BLOG: Why anteromedialization TTO is important in some patella instability surgery
Since describing anteromedialization tibial tubercle osteotomy for realignment and unloading of the patella in 1983, I have done about 1,500 anteromedial tibial tubercle transfers.
Publications have consistently demonstrated the efficacy of the procedure, including our most recent one showing sustained good results and avoidance of arthroplasty at minimum 15-year follow-up1. To some extent, this seems logical – optimize patella tracking and lift it up a little to unload it – we showed this in biomechanical studies back in 19902.

Figure 1.
Source: John P. Fulkerson, MD
But now, with 3D prints of dysplastic knees, we can see there is another reason why anteromedialization is important: Dysplastic trochleas curve laterally to meet a lateral-tracking patella, essentially opening the trochlear door laterally where the patella is sitting and waiting in extension (Figure 1). Then the patella can engage into the trochlea, and the result is a curvilinear path for the patella as the trochlea holds onto the patella and brings it medially, deeper into the trochlea in flexion, and a little lateral again further into flexion. This puts a different twist on our understanding and sometimes behooves us to help the patella get medial into the dysplastic, curved trochlea so it can remain stable permanently and stop recurrent patella dislocations and optimize focal loads, with the additional help of medial patellofemoral reconstruction.

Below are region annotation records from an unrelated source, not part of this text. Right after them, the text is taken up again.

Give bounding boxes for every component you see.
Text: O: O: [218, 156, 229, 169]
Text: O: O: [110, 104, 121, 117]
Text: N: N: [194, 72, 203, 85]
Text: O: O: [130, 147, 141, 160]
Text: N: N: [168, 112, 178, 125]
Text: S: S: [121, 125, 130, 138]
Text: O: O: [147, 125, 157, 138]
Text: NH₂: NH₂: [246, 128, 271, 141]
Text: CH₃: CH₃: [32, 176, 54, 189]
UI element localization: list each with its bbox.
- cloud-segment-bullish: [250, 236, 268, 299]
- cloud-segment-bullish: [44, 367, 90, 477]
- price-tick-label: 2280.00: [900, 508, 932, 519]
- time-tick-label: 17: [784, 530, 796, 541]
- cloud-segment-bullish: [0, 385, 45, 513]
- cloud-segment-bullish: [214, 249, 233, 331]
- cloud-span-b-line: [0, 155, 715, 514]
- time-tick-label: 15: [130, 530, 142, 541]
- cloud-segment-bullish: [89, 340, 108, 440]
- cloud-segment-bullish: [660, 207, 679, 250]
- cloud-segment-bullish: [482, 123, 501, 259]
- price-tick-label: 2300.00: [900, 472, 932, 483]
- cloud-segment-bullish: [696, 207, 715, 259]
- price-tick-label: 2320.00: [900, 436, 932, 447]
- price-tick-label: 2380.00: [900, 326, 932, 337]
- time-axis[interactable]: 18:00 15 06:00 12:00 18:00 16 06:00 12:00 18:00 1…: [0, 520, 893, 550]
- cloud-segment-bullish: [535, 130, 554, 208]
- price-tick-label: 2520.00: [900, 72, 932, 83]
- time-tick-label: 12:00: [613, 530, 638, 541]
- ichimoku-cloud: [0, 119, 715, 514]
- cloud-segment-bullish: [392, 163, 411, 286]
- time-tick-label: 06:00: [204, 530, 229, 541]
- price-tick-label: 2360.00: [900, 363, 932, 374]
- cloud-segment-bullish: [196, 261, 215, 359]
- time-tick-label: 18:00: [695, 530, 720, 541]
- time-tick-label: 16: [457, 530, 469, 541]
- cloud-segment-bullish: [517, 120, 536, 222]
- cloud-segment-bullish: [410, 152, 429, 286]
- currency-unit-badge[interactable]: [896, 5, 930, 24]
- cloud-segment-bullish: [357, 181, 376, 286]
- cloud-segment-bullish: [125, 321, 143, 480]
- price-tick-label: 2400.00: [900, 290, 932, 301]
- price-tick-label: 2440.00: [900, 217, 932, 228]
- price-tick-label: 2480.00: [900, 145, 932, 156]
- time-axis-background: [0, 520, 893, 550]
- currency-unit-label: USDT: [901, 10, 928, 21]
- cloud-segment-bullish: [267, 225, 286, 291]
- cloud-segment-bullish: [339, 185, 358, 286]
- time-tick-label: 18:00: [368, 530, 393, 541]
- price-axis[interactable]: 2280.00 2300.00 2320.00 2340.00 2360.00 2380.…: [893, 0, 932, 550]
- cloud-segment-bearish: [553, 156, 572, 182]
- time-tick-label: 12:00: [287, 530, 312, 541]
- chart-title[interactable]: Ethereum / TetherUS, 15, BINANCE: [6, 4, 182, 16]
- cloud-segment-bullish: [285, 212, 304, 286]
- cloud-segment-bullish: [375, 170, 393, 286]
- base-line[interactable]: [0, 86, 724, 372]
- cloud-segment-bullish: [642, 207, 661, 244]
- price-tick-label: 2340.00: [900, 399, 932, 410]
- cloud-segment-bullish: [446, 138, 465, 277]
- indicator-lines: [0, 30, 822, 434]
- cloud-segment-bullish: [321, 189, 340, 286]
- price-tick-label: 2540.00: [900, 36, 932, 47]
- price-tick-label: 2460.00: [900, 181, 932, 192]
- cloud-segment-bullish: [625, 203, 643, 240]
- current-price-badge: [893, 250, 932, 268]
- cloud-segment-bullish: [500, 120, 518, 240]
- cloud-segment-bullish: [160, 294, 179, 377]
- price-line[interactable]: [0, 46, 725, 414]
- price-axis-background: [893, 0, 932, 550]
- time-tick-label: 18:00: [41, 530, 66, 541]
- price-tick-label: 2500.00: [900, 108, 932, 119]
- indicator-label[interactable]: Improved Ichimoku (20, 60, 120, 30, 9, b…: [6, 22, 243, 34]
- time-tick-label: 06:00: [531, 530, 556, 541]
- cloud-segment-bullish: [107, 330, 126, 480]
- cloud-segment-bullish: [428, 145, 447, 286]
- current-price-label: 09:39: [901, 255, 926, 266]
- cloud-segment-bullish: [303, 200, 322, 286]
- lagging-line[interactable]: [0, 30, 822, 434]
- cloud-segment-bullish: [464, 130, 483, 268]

We now understand, in 3D studies at Yale University with Kristin E. Yu, MD, Daniel R. Cooperman, MD, Will McLaughlin, MD, and Christopher Schneble, MD, that the patella and trochlea appear to be congruous in dysplastic knees, the patella often riding along the lateral condyle with a foreshortened medial facet, but nonetheless congruous. Moving the patella anteromedially (less than 50% in my recurrent patella instability patients) in patients with a lateral-tracking vector should enable the patella to engage into the dysplastic trochlea more securely, lift up the distal pole to further facilitate engagement and also unload the distal patella articular surface to minimize, and hopefully prevent, progressive articular breakdown. Further studies are needed with articular cartilage reproduction.
As we understand this more fully with the help of 3D imaging, we realize that trochleoplasty should be rarely needed as it inevitably decreases congruity. My primary indication for trochleoplasty currently is in conjunction with a distalizing and medializing tibial tubercle transfer, only to flatten the proximal medial ridge (spur that might hit the medialized patella). My guidelines are similar to those of David R. Diduch, MD.
Trochleoplasty is typically avoided, however, by adding some anteriorization and a little distalization to the TTO to bypass the proximal ridge. This explains why Fotios P. Tjoumakaris, MD, and James P. Bradley, MD, had such consistently good results in their study of anteromedial TTO, with slight distalization, in athletes3. These insights with 3D also help us to understand why Joseph N. Liu, MD, and Beth E. Shubin Stein, MD, had consistently good results with MPFL reconstruction alone for treatment of trochlea dysplasic patella instability patients who did not have lateral tracking or need for TTO4.
References:
Klinge S, et al. J Arthroscopy. 2019;doi:10.1016/j.arthro.2019.02.030.
Fulkerson JP, et al. Am J Sports Med. 1990;doi:10.1177/036354659001800508.
Tjoumakaris FP, et al. Am J Sports Med. 2010; doi:10.1177/0363546509357682.
Liu JN, et al. Am J Sports Med. 2018; doi:10.1177/0363546517745625.